# Is it easier to apply angular momentum to a rocket with the engine off?

Let's say I've got a rocket that I need to rotate for my next maneuver. Assuming it's flying through full vacuum, I can turn off my engine first, and then use reaction control thrusters to rotate, or I can rotate with reaction control thrusters with my engine still pushing. Intuition says that it should be easier to rotate without the engine running, but rocket science is often counterintuitive. Is there a difference between trying to apply angular momentum while the engine is off, and trying to applying angular momentum while the engine is simultaneously applying linear momentum?

*In real spaceflight, once the rocket's escaped the atmosphere, burns tend to be short and happen strictly while aimed in the desired direction. More like aiming and firing a gun, and less like turning a car while accelerating. Let's ignore that here.
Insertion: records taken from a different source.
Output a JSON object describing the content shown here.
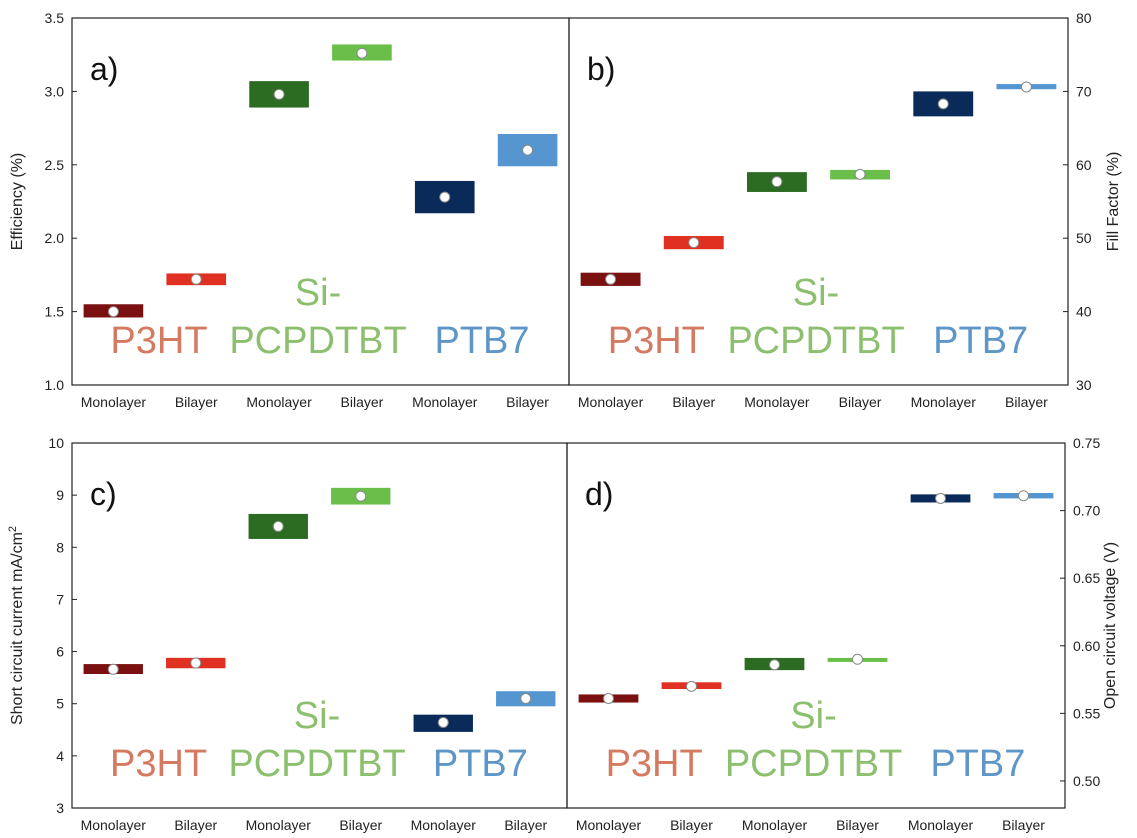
{
  "chart_data": [
    {
      "type": "box",
      "panel_label": "a)",
      "y_axis_side": "left",
      "ylabel": "Efficiency (%)",
      "ylim": [
        1.0,
        3.5
      ],
      "yticks": [
        "1.0",
        "1.5",
        "2.0",
        "2.5",
        "3.0",
        "3.5"
      ],
      "categories": [
        "Monolayer",
        "Bilayer",
        "Monolayer",
        "Bilayer",
        "Monolayer",
        "Bilayer"
      ],
      "groups": [
        "P3HT",
        "Si-",
        "PCPDTBT",
        "PTB7"
      ],
      "group_colors": [
        "#d37a60",
        "#8cbf6e",
        "#8cbf6e",
        "#5f96c8"
      ],
      "boxes": [
        {
          "low": 1.46,
          "high": 1.55,
          "mean": 1.5,
          "color": "#7a1010"
        },
        {
          "low": 1.68,
          "high": 1.76,
          "mean": 1.72,
          "color": "#e03022"
        },
        {
          "low": 2.89,
          "high": 3.07,
          "mean": 2.98,
          "color": "#2b6b22"
        },
        {
          "low": 3.21,
          "high": 3.32,
          "mean": 3.26,
          "color": "#6abf4a"
        },
        {
          "low": 2.17,
          "high": 2.39,
          "mean": 2.28,
          "color": "#0a2a5a"
        },
        {
          "low": 2.49,
          "high": 2.71,
          "mean": 2.6,
          "color": "#5596d1"
        }
      ]
    },
    {
      "type": "box",
      "panel_label": "b)",
      "y_axis_side": "right",
      "ylabel": "Fill Factor (%)",
      "ylim": [
        30,
        80
      ],
      "yticks": [
        "30",
        "40",
        "50",
        "60",
        "70",
        "80"
      ],
      "categories": [
        "Monolayer",
        "Bilayer",
        "Monolayer",
        "Bilayer",
        "Monolayer",
        "Bilayer"
      ],
      "groups": [
        "P3HT",
        "Si-",
        "PCPDTBT",
        "PTB7"
      ],
      "group_colors": [
        "#d37a60",
        "#8cbf6e",
        "#8cbf6e",
        "#5f96c8"
      ],
      "boxes": [
        {
          "low": 43.5,
          "high": 45.3,
          "mean": 44.4,
          "color": "#7a1010"
        },
        {
          "low": 48.5,
          "high": 50.3,
          "mean": 49.4,
          "color": "#e03022"
        },
        {
          "low": 56.3,
          "high": 59.0,
          "mean": 57.7,
          "color": "#2b6b22"
        },
        {
          "low": 58.0,
          "high": 59.3,
          "mean": 58.7,
          "color": "#6abf4a"
        },
        {
          "low": 66.6,
          "high": 70.0,
          "mean": 68.3,
          "color": "#0a2a5a"
        },
        {
          "low": 70.3,
          "high": 71.0,
          "mean": 70.6,
          "color": "#5596d1"
        }
      ]
    },
    {
      "type": "box",
      "panel_label": "c)",
      "y_axis_side": "left",
      "ylabel": "Short circuit current mA/cm",
      "ylabel_superscript": "2",
      "ylim": [
        3,
        10
      ],
      "yticks": [
        "3",
        "4",
        "5",
        "6",
        "7",
        "8",
        "9",
        "10"
      ],
      "categories": [
        "Monolayer",
        "Bilayer",
        "Monolayer",
        "Bilayer",
        "Monolayer",
        "Bilayer"
      ],
      "groups": [
        "P3HT",
        "Si-",
        "PCPDTBT",
        "PTB7"
      ],
      "group_colors": [
        "#d37a60",
        "#8cbf6e",
        "#8cbf6e",
        "#5f96c8"
      ],
      "boxes": [
        {
          "low": 5.57,
          "high": 5.76,
          "mean": 5.66,
          "color": "#7a1010"
        },
        {
          "low": 5.68,
          "high": 5.88,
          "mean": 5.78,
          "color": "#e03022"
        },
        {
          "low": 8.16,
          "high": 8.64,
          "mean": 8.4,
          "color": "#2b6b22"
        },
        {
          "low": 8.82,
          "high": 9.14,
          "mean": 8.98,
          "color": "#6abf4a"
        },
        {
          "low": 4.46,
          "high": 4.79,
          "mean": 4.64,
          "color": "#0a2a5a"
        },
        {
          "low": 4.95,
          "high": 5.24,
          "mean": 5.1,
          "color": "#5596d1"
        }
      ]
    },
    {
      "type": "box",
      "panel_label": "d)",
      "y_axis_side": "right",
      "ylabel": "Open circuit voltage (V)",
      "ylim": [
        0.48,
        0.75
      ],
      "yticks": [
        "0.50",
        "0.55",
        "0.60",
        "0.65",
        "0.70",
        "0.75"
      ],
      "categories": [
        "Monolayer",
        "Bilayer",
        "Monolayer",
        "Bilayer",
        "Monolayer",
        "Bilayer"
      ],
      "groups": [
        "P3HT",
        "Si-",
        "PCPDTBT",
        "PTB7"
      ],
      "group_colors": [
        "#d37a60",
        "#8cbf6e",
        "#8cbf6e",
        "#5f96c8"
      ],
      "boxes": [
        {
          "low": 0.558,
          "high": 0.564,
          "mean": 0.561,
          "color": "#7a1010"
        },
        {
          "low": 0.568,
          "high": 0.573,
          "mean": 0.57,
          "color": "#e03022"
        },
        {
          "low": 0.582,
          "high": 0.591,
          "mean": 0.586,
          "color": "#2b6b22"
        },
        {
          "low": 0.589,
          "high": 0.591,
          "mean": 0.59,
          "color": "#6abf4a"
        },
        {
          "low": 0.706,
          "high": 0.712,
          "mean": 0.709,
          "color": "#0a2a5a"
        },
        {
          "low": 0.709,
          "high": 0.713,
          "mean": 0.711,
          "color": "#5596d1"
        }
      ]
    }
  ]
}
The chance in angular momentum is given by:$$\frac{dL}{dt}=\tau,\tau=\hat{r}\times F$$ In an ideal rocket, the main engine does not apply torque to the system, since the thrust is parallel to the position vector from which it acts (here it'll be the distance from the CoM). So we simply have $$\tau _{tot}=\tau_{thrusters}$$ so it wouldn't matter when we use these thrusters. In real missiles, there are two main problems (that I'm aware of) with this method. First, it'll be much more complicated to determine the equations of motion. Second, if we are not in a vacuum, the drag force is much bigger when the velocity vector is not in the same direction as the 'top' of the missile. You can read about "angle of attack" for further understanding, but basically if we want to turn while using the engine (and we do), we have to do it quite slowly, or else the pressure on the missile will make it fall apart.